Наташа все же устроила каприз: с неожиданной силой вцепилась в ее руку.
— Не бросайте нас, тетя Лиза, пожалуйста, не бросайте!
В негромкой мольбе было столько отчаяния, как в загробном хоре, но Лиза осталась холодна.
— Хочешь вернуться обратно, Наталья?
Девочка, задрожав, клетчатой рыбкой нырнула в салон. Сенечка солидно покашлял:
— Все в порядке, тетя Лиза, я присмотрю за малышкой.
И они уехали.
Лиза взглянула на небо: ближе к вечеру оно покрылось каким-то сизым налетом, как перед радиоактивным дождем.
Ганя Слепень встретил ее в холле. Против обыкновения был не пьянее, чем с утра.
— Тебя где носило, засранка?
— Ты мне не муж, чтобы спрашивать.
— Если бы я твоим мужем был, давно бы убил…
Он загораживал ей проход. Лиза отметила, что в морге народу поубавилось: ни голосов, ни толкотни, ни машин на улице. Похоже, действительно, отбой, надолго ли? Чтобы увериться в этом, надо повидать еще одного человека, и быстро смываться. Такое везение, как сегодня, не может длиться вечно. Оно и так затянулось. Как только обнаружат мертвую Клементину и полуживого Крайнюка, начнется вселенский хипеж. Хорошо бы успеть до этого срока. Хорошо бы вырваться отсюда с головой на плечах.
— Дай пройти, — попросила смиренно. — Потом поговорим.
— О чем говорить? Натешилась с боссом, да? А я за тебя вкалывай, да?
Пошел на нее враскачку, загребая воздух здоровенными клешнями, и Лиза, нырнув под его руку, побежала к вешалке. Там оказалась, как в ловушке, и Ганя восторженно загудел:
— Во, курочка, допрыгалась! Сейчас мы тебя на кол усадим.
Она успела бы достать пистолет, но не хотела его убивать.
— Ты что же, совсем одичал? — Лиза покосилась на керамическую вазу с мохнатым кактусом.

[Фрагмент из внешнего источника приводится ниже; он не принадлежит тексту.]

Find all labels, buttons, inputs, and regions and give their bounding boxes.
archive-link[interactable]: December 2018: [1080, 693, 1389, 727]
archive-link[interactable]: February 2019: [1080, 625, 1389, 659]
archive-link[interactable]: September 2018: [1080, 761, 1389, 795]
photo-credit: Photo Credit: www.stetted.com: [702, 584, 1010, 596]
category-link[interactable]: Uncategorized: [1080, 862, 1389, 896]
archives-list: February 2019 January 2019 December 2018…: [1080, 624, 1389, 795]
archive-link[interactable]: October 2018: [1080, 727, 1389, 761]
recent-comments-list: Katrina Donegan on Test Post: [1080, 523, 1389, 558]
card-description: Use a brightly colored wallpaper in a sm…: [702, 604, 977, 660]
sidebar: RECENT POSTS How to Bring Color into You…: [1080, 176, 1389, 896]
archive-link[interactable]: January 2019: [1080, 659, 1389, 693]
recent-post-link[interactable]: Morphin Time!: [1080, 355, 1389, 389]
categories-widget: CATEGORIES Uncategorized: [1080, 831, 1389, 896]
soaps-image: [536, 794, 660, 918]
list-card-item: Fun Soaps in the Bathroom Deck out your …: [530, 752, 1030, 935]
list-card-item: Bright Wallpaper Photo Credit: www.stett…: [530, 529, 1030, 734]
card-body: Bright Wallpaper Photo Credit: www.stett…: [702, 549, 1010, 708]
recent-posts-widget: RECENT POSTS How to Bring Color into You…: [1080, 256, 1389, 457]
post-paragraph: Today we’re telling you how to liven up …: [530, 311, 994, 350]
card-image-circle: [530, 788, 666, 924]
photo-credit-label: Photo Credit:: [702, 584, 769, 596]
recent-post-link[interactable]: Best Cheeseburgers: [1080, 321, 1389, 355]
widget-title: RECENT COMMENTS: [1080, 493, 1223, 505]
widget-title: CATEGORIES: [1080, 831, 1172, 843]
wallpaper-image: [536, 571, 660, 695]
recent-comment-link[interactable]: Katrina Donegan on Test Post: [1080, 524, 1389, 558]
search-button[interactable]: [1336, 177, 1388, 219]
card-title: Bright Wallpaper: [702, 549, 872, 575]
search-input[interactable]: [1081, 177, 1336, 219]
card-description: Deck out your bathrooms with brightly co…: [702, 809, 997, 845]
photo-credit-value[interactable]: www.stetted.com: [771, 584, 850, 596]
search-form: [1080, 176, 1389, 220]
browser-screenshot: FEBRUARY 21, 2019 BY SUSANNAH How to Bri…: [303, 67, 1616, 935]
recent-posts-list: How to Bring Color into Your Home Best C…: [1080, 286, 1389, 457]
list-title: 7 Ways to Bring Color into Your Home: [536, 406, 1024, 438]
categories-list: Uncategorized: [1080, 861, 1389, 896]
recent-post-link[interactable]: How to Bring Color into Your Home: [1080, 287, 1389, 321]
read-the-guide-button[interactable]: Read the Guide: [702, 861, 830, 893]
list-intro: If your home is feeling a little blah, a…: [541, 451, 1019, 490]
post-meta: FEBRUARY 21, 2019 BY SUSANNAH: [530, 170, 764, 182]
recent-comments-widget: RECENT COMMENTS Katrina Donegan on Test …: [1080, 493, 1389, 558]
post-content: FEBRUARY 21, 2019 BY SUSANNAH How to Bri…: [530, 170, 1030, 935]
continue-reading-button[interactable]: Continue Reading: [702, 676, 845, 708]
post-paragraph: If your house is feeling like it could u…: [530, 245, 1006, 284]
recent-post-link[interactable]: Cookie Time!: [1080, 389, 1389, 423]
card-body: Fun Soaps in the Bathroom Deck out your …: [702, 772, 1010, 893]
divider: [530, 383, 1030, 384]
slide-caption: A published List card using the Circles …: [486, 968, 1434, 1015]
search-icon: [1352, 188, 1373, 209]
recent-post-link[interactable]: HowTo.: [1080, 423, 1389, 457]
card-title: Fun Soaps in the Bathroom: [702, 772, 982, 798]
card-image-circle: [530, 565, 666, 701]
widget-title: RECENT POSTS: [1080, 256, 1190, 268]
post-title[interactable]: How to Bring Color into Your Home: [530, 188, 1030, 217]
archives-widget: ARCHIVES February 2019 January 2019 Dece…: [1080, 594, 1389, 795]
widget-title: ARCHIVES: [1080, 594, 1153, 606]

Ганю погубила мания мужского превосходства. Он очарованно глядел, как она расстегнула кожушок и рванула ворот рубашки, открывая ослепительную, золотистую грудь.
— Давай, — пролепетала безнадежно, — давай, раз не терпится.
Заминка вышла ему боком. Лиза, жалобно улыбаясь, маня кавалера, шагнула ближе к вазе, загребла ее левой рукой и раскрутила Гане в лоб, как метательный диск. Звук получился негромкий, сочный, словно гроб опустился в могилу, но результат превзошел все ожидания. Ганя заухал, замычал, стряхивая с очумелой башки кактус вместе с черепками, словно стал жертвой землетрясения. Лиза помчалась к двери, прихватив с полу чемоданчик.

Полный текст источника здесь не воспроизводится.